Mike the Mad Biologist

Over at Angry Bear, there’s a good list of suggestions, generated by one of the readers, of how non-scientists can assess claims made about global warming. I agree with most of them, except for the first one:

If you can correctly guess the basic stance that some member of the discussion will take toward a new bit of news, then that person isn’t really addressing the new information. That person is merely taking the opportunity of some new event or datum to repeat a position you already know, rather than taking the event or datum as it comes and opening themselves to new implications.

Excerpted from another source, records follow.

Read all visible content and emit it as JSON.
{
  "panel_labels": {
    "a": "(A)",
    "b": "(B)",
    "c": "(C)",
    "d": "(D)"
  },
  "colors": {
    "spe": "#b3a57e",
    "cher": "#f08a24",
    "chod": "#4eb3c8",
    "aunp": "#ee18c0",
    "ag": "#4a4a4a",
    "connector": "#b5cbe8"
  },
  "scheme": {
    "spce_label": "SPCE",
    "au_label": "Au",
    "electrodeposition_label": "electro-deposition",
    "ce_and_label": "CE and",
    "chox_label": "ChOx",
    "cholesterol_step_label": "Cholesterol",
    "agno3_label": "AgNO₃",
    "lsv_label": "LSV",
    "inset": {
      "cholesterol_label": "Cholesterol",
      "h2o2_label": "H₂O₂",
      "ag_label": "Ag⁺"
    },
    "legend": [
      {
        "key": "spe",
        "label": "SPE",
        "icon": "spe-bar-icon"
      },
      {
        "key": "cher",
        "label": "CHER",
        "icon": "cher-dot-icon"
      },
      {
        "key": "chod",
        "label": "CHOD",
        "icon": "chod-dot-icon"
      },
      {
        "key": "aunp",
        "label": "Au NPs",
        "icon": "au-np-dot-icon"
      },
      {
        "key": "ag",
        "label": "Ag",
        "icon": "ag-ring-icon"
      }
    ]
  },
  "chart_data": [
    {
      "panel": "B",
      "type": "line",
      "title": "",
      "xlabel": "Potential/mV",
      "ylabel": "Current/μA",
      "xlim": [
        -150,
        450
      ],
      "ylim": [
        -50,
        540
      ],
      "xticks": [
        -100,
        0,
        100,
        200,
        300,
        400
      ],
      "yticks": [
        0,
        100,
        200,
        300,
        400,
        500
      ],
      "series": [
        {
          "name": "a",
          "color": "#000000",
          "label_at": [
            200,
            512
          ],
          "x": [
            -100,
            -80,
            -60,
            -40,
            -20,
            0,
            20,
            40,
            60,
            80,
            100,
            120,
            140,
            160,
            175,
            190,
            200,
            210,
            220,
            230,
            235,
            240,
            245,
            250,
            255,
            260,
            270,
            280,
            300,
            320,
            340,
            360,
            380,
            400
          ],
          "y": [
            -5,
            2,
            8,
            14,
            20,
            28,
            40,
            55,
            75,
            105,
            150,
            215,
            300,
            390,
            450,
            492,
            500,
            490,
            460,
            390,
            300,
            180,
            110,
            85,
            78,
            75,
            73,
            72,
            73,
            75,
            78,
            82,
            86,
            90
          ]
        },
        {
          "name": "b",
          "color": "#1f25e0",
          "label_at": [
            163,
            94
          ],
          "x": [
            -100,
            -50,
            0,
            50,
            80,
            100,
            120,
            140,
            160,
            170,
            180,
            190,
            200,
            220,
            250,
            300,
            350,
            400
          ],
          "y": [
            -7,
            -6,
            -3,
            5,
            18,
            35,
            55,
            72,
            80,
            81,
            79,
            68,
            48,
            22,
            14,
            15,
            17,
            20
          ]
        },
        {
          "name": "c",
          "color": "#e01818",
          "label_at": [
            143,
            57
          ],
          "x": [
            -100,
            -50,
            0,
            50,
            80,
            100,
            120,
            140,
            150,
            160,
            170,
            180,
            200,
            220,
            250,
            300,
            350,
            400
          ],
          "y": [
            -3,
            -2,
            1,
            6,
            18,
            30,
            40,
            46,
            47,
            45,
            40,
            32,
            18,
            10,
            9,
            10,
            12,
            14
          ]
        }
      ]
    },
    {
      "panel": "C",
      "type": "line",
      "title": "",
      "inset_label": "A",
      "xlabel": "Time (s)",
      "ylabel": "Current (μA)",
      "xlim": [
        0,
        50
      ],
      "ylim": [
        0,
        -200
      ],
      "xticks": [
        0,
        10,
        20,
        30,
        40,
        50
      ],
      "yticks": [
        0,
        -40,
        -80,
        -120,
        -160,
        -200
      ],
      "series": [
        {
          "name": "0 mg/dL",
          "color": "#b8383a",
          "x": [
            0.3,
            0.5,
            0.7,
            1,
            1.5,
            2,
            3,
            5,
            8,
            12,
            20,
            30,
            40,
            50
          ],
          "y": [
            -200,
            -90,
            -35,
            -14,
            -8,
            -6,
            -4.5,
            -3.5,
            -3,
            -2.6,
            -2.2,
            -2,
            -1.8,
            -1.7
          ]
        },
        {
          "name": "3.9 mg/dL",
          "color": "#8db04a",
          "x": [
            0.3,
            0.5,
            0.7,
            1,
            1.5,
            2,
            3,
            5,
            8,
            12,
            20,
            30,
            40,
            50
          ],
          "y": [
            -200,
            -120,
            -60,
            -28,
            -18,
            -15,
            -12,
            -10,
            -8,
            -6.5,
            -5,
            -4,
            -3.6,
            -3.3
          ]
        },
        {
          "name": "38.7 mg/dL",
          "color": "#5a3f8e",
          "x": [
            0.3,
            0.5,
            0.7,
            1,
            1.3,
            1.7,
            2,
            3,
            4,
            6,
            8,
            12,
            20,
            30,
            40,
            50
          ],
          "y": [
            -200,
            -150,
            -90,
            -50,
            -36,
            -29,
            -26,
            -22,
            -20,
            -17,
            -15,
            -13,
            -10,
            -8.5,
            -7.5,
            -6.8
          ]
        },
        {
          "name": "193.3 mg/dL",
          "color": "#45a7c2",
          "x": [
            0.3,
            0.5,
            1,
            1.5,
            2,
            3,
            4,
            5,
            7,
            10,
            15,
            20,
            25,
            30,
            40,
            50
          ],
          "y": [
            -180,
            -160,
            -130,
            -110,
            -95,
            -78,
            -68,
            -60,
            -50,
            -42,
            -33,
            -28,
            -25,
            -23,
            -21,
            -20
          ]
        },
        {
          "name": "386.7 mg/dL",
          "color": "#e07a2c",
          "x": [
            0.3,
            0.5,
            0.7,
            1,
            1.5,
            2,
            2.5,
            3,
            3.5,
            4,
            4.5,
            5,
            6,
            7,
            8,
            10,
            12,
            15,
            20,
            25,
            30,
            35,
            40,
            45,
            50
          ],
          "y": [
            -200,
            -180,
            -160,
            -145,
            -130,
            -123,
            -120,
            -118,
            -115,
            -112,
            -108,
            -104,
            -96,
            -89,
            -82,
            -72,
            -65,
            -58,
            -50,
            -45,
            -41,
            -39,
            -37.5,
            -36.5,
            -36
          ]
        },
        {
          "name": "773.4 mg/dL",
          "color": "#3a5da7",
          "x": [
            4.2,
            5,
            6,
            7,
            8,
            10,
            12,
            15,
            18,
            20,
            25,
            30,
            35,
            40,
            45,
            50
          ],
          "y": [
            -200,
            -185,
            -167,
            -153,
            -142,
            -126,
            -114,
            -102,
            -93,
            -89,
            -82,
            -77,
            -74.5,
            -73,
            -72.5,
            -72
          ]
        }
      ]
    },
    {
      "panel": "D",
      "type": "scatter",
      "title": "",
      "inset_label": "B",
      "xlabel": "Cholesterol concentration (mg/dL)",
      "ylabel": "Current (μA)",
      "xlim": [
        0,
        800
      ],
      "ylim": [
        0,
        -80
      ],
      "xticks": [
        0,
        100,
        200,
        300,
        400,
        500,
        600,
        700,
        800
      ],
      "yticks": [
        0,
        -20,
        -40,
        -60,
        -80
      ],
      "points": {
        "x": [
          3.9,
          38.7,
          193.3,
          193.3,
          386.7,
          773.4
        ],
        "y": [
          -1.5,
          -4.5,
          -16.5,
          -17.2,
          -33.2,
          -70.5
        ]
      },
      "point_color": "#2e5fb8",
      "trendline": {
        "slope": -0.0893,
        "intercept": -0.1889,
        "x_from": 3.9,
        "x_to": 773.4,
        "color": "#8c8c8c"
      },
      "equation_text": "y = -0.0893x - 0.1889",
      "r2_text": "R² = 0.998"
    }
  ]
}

There’s one problem with this and it stems from the commonly-used narrative for science stories: NEW!!!! BREAKING!!!! Unfortunately, most scientific work doesn’t result in something revolutionary that change the way people think (either on a large or small scale). In fact, if this happened regularly, that would suggest that field is very intellectually flimsy.

Some work will simply be confirmatory or replicative; that is, repeating the experiment to ensure that the result is valid. This is quite common in ex situ, laboratory experimentation, and not so common or impossible (e.g., astronomy) in other disciplines. Other new data will either expand or delimit the conditions under which the initial observation holds. Finally, some, if not most, work makes an incremental increase in some area by building on previous work.

To my mind, it’s absolutely normal to have data confirm or support a previously held position. It’s only when you exclude data that conflict with your position, that you have a problem.


  1. #1 Physicalist
    May 12, 2008

    Good point. People often fail to realize that science is a process that takes time. People who latch onto headlines in the newpaper and think that a single study “proves” or “disproves” anything just don’t understand how science works.

    I particularly have in mind climate change “skeptics” who crow over any news story on X being cooler than Y predicted. I always tell them to get back to me in 5 to 20 years. Science is successful because it weeds out the good hypotheses from the bad; not because it’s got a crystal ball that reveals the “Truth.”